Social protocols condition people to come to a middle ground between the lowest level of tolerance for said subject matter, and the highest sensitivity of how one might be triggered by said subject matter. So in cases where I speak with a person other than myself and my dog, I must take into consideration the range of tolerance, as well as what is a possible trigger for them to react a certain way. This is how I perceive as ‘keeping the peace’. In other words, I don’t speak my mind out in public, the way I do with confidants, because my confidants know when I speak, the words may not necessarily reflect the meaning of my heart. Remember, our literary vocabulary is limited to what we know through reading things, but our knowledge is reflective of our thought process not restricted by words.

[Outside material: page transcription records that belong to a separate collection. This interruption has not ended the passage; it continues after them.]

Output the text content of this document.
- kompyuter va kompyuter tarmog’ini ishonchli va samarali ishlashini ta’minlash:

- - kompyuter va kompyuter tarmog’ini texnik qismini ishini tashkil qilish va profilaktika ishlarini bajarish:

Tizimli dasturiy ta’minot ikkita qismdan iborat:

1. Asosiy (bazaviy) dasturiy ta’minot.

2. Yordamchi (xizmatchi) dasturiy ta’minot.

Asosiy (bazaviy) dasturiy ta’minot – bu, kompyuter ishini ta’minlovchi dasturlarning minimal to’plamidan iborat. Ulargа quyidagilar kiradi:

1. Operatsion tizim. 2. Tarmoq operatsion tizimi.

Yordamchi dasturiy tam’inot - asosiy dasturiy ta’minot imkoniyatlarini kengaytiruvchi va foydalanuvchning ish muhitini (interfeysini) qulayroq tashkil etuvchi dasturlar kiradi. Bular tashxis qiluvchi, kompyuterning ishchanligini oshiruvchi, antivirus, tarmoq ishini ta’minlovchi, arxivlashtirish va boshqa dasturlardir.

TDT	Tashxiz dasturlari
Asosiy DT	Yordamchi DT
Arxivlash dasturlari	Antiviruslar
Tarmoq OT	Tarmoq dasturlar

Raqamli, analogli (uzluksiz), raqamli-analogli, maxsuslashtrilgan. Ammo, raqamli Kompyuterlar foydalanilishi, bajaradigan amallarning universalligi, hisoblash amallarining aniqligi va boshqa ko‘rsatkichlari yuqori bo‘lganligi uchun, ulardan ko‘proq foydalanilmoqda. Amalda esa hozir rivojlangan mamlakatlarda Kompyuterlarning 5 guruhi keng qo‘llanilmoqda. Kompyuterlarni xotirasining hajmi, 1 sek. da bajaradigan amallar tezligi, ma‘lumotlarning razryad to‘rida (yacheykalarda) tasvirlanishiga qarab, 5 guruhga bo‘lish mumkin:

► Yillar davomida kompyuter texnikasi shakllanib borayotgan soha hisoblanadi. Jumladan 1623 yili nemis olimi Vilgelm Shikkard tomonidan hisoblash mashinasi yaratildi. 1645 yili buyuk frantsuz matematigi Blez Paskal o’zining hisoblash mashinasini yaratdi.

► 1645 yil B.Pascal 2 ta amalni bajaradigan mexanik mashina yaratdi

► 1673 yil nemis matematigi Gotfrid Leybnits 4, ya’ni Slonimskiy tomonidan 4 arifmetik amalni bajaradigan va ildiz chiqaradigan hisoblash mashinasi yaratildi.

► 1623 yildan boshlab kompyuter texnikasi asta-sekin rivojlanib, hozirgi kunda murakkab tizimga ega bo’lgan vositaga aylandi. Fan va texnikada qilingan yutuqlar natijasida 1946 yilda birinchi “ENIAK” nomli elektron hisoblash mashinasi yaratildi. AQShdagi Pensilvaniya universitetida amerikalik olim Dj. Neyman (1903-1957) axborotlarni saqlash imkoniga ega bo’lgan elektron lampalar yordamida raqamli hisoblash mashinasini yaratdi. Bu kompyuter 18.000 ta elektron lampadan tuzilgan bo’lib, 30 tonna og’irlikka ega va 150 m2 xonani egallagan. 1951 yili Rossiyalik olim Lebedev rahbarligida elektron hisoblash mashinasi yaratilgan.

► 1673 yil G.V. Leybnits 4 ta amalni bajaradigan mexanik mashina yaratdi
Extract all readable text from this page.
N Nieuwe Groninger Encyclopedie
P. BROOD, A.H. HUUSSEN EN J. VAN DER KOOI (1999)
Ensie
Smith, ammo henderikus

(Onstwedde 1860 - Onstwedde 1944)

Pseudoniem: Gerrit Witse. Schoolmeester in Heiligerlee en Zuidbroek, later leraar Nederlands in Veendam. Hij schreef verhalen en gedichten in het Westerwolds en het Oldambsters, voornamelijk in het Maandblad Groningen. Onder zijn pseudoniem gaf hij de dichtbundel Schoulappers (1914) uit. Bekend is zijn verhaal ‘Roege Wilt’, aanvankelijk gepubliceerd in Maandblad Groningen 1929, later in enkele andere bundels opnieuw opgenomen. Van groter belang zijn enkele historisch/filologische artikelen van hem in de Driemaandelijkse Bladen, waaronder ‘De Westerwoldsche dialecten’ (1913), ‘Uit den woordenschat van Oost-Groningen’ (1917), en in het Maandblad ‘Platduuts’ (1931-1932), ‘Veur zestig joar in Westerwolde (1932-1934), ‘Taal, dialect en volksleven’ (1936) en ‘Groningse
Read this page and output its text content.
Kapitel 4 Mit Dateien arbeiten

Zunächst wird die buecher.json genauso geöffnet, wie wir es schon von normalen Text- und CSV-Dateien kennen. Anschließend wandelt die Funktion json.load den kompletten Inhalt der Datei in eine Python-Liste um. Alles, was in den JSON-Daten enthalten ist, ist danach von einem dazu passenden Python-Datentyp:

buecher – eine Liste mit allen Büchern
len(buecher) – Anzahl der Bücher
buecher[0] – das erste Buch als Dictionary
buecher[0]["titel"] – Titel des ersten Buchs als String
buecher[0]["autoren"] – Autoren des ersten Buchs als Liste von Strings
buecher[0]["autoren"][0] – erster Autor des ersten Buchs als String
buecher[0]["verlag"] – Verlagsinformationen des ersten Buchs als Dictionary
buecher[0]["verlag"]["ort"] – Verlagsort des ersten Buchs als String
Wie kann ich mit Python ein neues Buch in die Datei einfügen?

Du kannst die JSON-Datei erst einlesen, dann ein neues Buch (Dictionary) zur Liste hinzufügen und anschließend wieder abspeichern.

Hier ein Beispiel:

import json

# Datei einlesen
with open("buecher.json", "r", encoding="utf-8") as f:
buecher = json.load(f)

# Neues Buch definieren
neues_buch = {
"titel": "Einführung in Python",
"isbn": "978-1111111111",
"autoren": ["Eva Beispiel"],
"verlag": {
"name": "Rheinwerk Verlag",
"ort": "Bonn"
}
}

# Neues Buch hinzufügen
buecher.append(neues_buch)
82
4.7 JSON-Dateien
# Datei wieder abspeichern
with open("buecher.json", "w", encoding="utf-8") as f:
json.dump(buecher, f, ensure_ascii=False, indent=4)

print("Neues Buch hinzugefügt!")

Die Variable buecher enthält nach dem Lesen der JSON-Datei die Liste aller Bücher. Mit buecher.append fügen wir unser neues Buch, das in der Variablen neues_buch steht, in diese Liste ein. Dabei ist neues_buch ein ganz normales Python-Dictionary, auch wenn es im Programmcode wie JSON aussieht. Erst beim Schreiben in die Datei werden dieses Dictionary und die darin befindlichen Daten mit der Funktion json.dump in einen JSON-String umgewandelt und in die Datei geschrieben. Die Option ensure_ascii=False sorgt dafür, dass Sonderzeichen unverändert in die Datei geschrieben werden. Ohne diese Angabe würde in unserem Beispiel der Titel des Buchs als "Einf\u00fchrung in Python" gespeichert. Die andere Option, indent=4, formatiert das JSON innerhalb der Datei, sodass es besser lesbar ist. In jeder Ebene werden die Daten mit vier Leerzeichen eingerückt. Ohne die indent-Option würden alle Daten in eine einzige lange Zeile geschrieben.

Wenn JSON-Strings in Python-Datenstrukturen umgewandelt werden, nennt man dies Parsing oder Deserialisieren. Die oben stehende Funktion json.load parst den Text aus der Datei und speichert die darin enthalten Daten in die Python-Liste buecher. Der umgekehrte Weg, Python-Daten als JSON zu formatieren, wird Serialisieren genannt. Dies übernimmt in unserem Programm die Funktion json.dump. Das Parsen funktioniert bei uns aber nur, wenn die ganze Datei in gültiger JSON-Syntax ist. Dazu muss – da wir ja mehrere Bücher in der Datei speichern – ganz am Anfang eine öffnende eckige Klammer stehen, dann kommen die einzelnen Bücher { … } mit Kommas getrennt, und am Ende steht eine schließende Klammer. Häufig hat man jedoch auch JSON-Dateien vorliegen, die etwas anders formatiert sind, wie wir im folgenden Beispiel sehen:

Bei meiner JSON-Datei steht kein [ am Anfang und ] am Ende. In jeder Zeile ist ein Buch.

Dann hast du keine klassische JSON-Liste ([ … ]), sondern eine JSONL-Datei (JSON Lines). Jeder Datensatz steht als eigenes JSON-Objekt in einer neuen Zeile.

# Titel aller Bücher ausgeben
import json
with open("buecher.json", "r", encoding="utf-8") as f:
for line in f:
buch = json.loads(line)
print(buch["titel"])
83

In short, my confidants hear my heart, regardless of the words I use.
Of course, everything comes in gradients since one should adjust to the dynamics of the various people in the vicinity, to aid in the productivity of the subject matter. Otherwise, you come off as any set-in-stone label given by common society because of the way you act, regardless of the company around you. A LOT of people are like this. They behave as if the entire world revolves around them, feeling entitled that this is the only way to go, because in their minds, “If they don’t accept me for who I am, then they can go fuck off for all I care.” This mentality is fine, if people around you are toxic abusive assholes, but this mentality isn’t fine, if people around you wish to ‘keep the peace’.
Anyway, decisions, choices, thoughts, feelings, and whatever related subject matter are all variables on a table of charts created for the sole purpose to categorize where they all belong in the social circles of humanity. In this regard, while many people cannot move pass what they deem as barriers in emotional discomfort, I am easily able to move pass these things because I don’t see things like this as a show stopper for continuance. I see things like this as one variable in a mass of variables – one possibility out of many at the same time. If I cannot drive from Vancouver to Ottawa, I can always take a plane, a train, a bus, ride with someone else, ride my bike there, or walk there. If I cannot engage Darya in X, Y, and/or Z, I still have A, B, C, and D, as well as the rest of the alphabet to contend to.
I think people shouldn’t shut themselves off to other possibilities, just because one or two of their most preferred possibilities are cut off. Then again, wanting to engage people in one specific way, doesn’t mean it’s the only thing I want to do. It also doesn’t mean that was the first thing that came to mind. It really depends on such a broad myriad of circumstances micro and macro building and finally, triggering such thoughts for engagement.